Южный крест (Селезнёв) - страница 372

Гитлер встретил его стоя. Голова была поднята высоко, глаза распахнуты, залиты черной стынью. В них не было ничего, кроме настороженного ожидания. Казалось, Гитлер готов был испугаться, обрадоваться, взбеситься… Он готов был погибнуть и погубить, отнять и одарить.

Он мог все. Не мог лишь выиграть войну.

Хубе глянул на Гитлера и понял. Но Гитлер был единственным, кто мог оттянуть кончину. Если для этого надо пожертвовать армией, следует поступать именно так. Потому что никто не хочет умереть первым.

Видел, как лицо Гитлера потеплело, оживилось, из глаза в глаз метнулся, перескочил маленький зайчик, а губы тронула едва заметная улыбка. То ли судорога, то ли улыбка… Как будто Гитлер угадал наконец, как будто отлетела боязнь и опаска. Губы шевельнулись виновато…

Стены, картины, огромный глобус, знакомые и незнакомые лица…

Гитлер сказал:

— Спасибо, Хубе. — И уронил, спрятал глаза, словно взыграла в нем совесть, словно изготовился принять удар. — Спасибо, — повторил он.

Хубе не знал, не мог понять, за что именно благодарил его Гитлер, но, кажется, ничего не желал больше в эту минуту.
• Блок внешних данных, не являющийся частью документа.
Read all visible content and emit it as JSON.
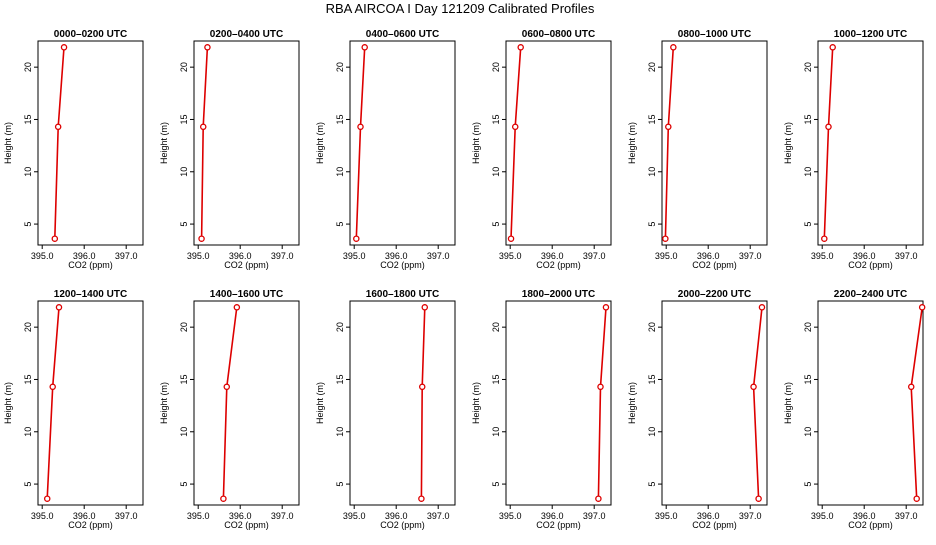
{
  "figure": {
    "title": "RBA AIRCOA I  Day 121209  Calibrated Profiles"
  },
  "chart_data": [
    {
      "type": "line",
      "title": "0000–0200 UTC",
      "xlabel": "CO2 (ppm)",
      "ylabel": "Height (m)",
      "xlim": [
        394.9,
        397.4
      ],
      "ylim": [
        3,
        22.5
      ],
      "xticks": [
        395.0,
        396.0,
        397.0
      ],
      "yticks": [
        5,
        10,
        15,
        20
      ],
      "series": [
        {
          "x": [
            395.3,
            395.38,
            395.52
          ],
          "y": [
            3.6,
            14.3,
            21.9
          ],
          "color": "#dd0000"
        }
      ]
    },
    {
      "type": "line",
      "title": "0200–0400 UTC",
      "xlabel": "CO2 (ppm)",
      "ylabel": "Height (m)",
      "xlim": [
        394.9,
        397.4
      ],
      "ylim": [
        3,
        22.5
      ],
      "xticks": [
        395.0,
        396.0,
        397.0
      ],
      "yticks": [
        5,
        10,
        15,
        20
      ],
      "series": [
        {
          "x": [
            395.08,
            395.12,
            395.22
          ],
          "y": [
            3.6,
            14.3,
            21.9
          ],
          "color": "#dd0000"
        }
      ]
    },
    {
      "type": "line",
      "title": "0400–0600 UTC",
      "xlabel": "CO2 (ppm)",
      "ylabel": "Height (m)",
      "xlim": [
        394.9,
        397.4
      ],
      "ylim": [
        3,
        22.5
      ],
      "xticks": [
        395.0,
        396.0,
        397.0
      ],
      "yticks": [
        5,
        10,
        15,
        20
      ],
      "series": [
        {
          "x": [
            395.05,
            395.15,
            395.25
          ],
          "y": [
            3.6,
            14.3,
            21.9
          ],
          "color": "#dd0000"
        }
      ]
    },
    {
      "type": "line",
      "title": "0600–0800 UTC",
      "xlabel": "CO2 (ppm)",
      "ylabel": "Height (m)",
      "xlim": [
        394.9,
        397.4
      ],
      "ylim": [
        3,
        22.5
      ],
      "xticks": [
        395.0,
        396.0,
        397.0
      ],
      "yticks": [
        5,
        10,
        15,
        20
      ],
      "series": [
        {
          "x": [
            395.02,
            395.12,
            395.25
          ],
          "y": [
            3.6,
            14.3,
            21.9
          ],
          "color": "#dd0000"
        }
      ]
    },
    {
      "type": "line",
      "title": "0800–1000 UTC",
      "xlabel": "CO2 (ppm)",
      "ylabel": "Height (m)",
      "xlim": [
        394.9,
        397.4
      ],
      "ylim": [
        3,
        22.5
      ],
      "xticks": [
        395.0,
        396.0,
        397.0
      ],
      "yticks": [
        5,
        10,
        15,
        20
      ],
      "series": [
        {
          "x": [
            394.98,
            395.05,
            395.17
          ],
          "y": [
            3.6,
            14.3,
            21.9
          ],
          "color": "#dd0000"
        }
      ]
    },
    {
      "type": "line",
      "title": "1000–1200 UTC",
      "xlabel": "CO2 (ppm)",
      "ylabel": "Height (m)",
      "xlim": [
        394.9,
        397.4
      ],
      "ylim": [
        3,
        22.5
      ],
      "xticks": [
        395.0,
        396.0,
        397.0
      ],
      "yticks": [
        5,
        10,
        15,
        20
      ],
      "series": [
        {
          "x": [
            395.05,
            395.15,
            395.25
          ],
          "y": [
            3.6,
            14.3,
            21.9
          ],
          "color": "#dd0000"
        }
      ]
    },
    {
      "type": "line",
      "title": "1200–1400 UTC",
      "xlabel": "CO2 (ppm)",
      "ylabel": "Height (m)",
      "xlim": [
        394.9,
        397.4
      ],
      "ylim": [
        3,
        22.5
      ],
      "xticks": [
        395.0,
        396.0,
        397.0
      ],
      "yticks": [
        5,
        10,
        15,
        20
      ],
      "series": [
        {
          "x": [
            395.12,
            395.25,
            395.4
          ],
          "y": [
            3.6,
            14.3,
            21.9
          ],
          "color": "#dd0000"
        }
      ]
    },
    {
      "type": "line",
      "title": "1400–1600 UTC",
      "xlabel": "CO2 (ppm)",
      "ylabel": "Height (m)",
      "xlim": [
        394.9,
        397.4
      ],
      "ylim": [
        3,
        22.5
      ],
      "xticks": [
        395.0,
        396.0,
        397.0
      ],
      "yticks": [
        5,
        10,
        15,
        20
      ],
      "series": [
        {
          "x": [
            395.6,
            395.68,
            395.92
          ],
          "y": [
            3.6,
            14.3,
            21.9
          ],
          "color": "#dd0000"
        }
      ]
    },
    {
      "type": "line",
      "title": "1600–1800 UTC",
      "xlabel": "CO2 (ppm)",
      "ylabel": "Height (m)",
      "xlim": [
        394.9,
        397.4
      ],
      "ylim": [
        3,
        22.5
      ],
      "xticks": [
        395.0,
        396.0,
        397.0
      ],
      "yticks": [
        5,
        10,
        15,
        20
      ],
      "series": [
        {
          "x": [
            396.6,
            396.62,
            396.68
          ],
          "y": [
            3.6,
            14.3,
            21.9
          ],
          "color": "#dd0000"
        }
      ]
    },
    {
      "type": "line",
      "title": "1800–2000 UTC",
      "xlabel": "CO2 (ppm)",
      "ylabel": "Height (m)",
      "xlim": [
        394.9,
        397.4
      ],
      "ylim": [
        3,
        22.5
      ],
      "xticks": [
        395.0,
        396.0,
        397.0
      ],
      "yticks": [
        5,
        10,
        15,
        20
      ],
      "series": [
        {
          "x": [
            397.1,
            397.15,
            397.28
          ],
          "y": [
            3.6,
            14.3,
            21.9
          ],
          "color": "#dd0000"
        }
      ]
    },
    {
      "type": "line",
      "title": "2000–2200 UTC",
      "xlabel": "CO2 (ppm)",
      "ylabel": "Height (m)",
      "xlim": [
        394.9,
        397.4
      ],
      "ylim": [
        3,
        22.5
      ],
      "xticks": [
        395.0,
        396.0,
        397.0
      ],
      "yticks": [
        5,
        10,
        15,
        20
      ],
      "series": [
        {
          "x": [
            397.2,
            397.08,
            397.28
          ],
          "y": [
            3.6,
            14.3,
            21.9
          ],
          "color": "#dd0000"
        }
      ]
    },
    {
      "type": "line",
      "title": "2200–2400 UTC",
      "xlabel": "CO2 (ppm)",
      "ylabel": "Height (m)",
      "xlim": [
        394.9,
        397.4
      ],
      "ylim": [
        3,
        22.5
      ],
      "xticks": [
        395.0,
        396.0,
        397.0
      ],
      "yticks": [
        5,
        10,
        15,
        20
      ],
      "series": [
        {
          "x": [
            397.25,
            397.12,
            397.38
          ],
          "y": [
            3.6,
            14.3,
            21.9
          ],
          "color": "#dd0000"
        }
      ]
    }
  ]
}
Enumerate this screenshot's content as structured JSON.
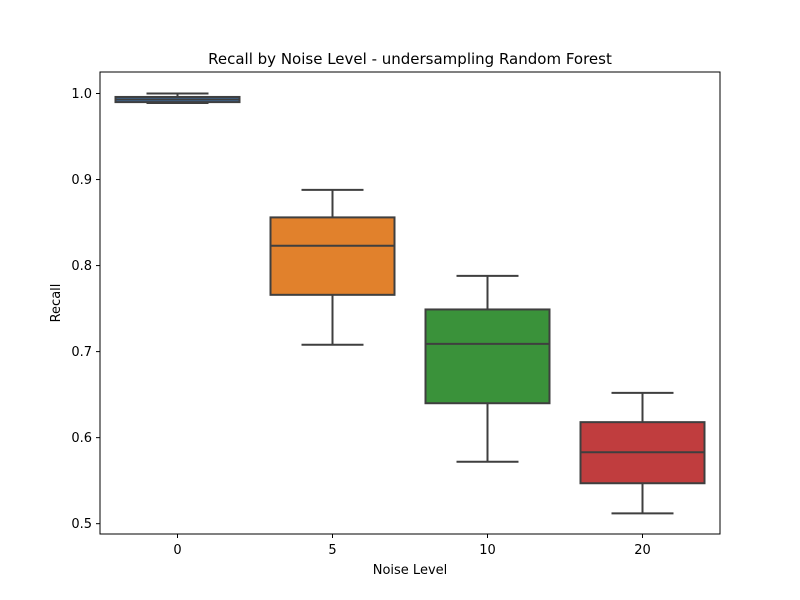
{
  "chart_data": {
    "type": "box",
    "title": "Recall by Noise Level - undersampling Random Forest",
    "xlabel": "Noise Level",
    "ylabel": "Recall",
    "categories": [
      "0",
      "5",
      "10",
      "20"
    ],
    "ylim": [
      0.488,
      1.025
    ],
    "yticks": [
      "0.5",
      "0.6",
      "0.7",
      "0.8",
      "0.9",
      "1.0"
    ],
    "grid": false,
    "series": [
      {
        "category": "0",
        "whisker_low": 0.989,
        "q1": 0.99,
        "median": 0.993,
        "q3": 0.996,
        "whisker_high": 1.0,
        "color": "#3b73b1"
      },
      {
        "category": "5",
        "whisker_low": 0.708,
        "q1": 0.766,
        "median": 0.823,
        "q3": 0.856,
        "whisker_high": 0.888,
        "color": "#e1812c"
      },
      {
        "category": "10",
        "whisker_low": 0.572,
        "q1": 0.64,
        "median": 0.709,
        "q3": 0.749,
        "whisker_high": 0.788,
        "color": "#3a923a"
      },
      {
        "category": "20",
        "whisker_low": 0.512,
        "q1": 0.547,
        "median": 0.583,
        "q3": 0.618,
        "whisker_high": 0.652,
        "color": "#c03d3e"
      }
    ]
  }
}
Только сказал:

— Мой фюрер…

Не прибавил ни слова. Он готов сделать невозможное, он готов умереть.

Гитлер понимает, поэтому молчит. Другие не понимают. И говорят… Но Хубе не хочет слышать. Ему не интересно, что говорят другие.

Потом Гитлер протянул к нему пухловатую руку, коснулся груди. К мундиру, к рыцарскому кресту с дубовыми листьями прилипли мечи. Словно давно уже были на этом месте. И опять кто-то говорил. А Гитлер молчал и прятал глаза.

Хубе вспомнил наказ командующего.

— Мой фюрер, генерал Паулюс просил…

Гитлер вскинул голову. Лицо неподвижное, глаза слепые. Черные, слепые. За ними ничего не виделось — ни людей, ни каменных стен, ни дневного света. Черные, сумасшедшие глаза заслонили все, пол накренился и шатнулся.

Неимоверным усилием Хубе выговорил:

— Мой фюрер!..

— Не надо, — сказал Гитлер, — обо всем поговорим за обедом.

Немногим выпадала такая честь. За такую честь не пожалеешь ничего. И никого.

Потом они ехали, потом сидели за обеденным столом. Хубе видел старинные гобелены на стенах, бронзу и картины… Всему этому не было цены. На плечи Хубе навалилась гнетущая тяжесть. Он вдруг словно отрезвел, он подумал, что для этой вот роскоши, для того, чтобы Гитлер обедал за этим вот столом, гибнет шестая армия. Хубе испугался собственной мысли, ему показалось — Гитлер узнает, догадается… Заторопился, сказал:

— Командующий шестой армией приказал обстоятельно доложить, мой фюрер…

— Не надо, Хубе, — поспешно сказал Гитлер. — Я все знаю.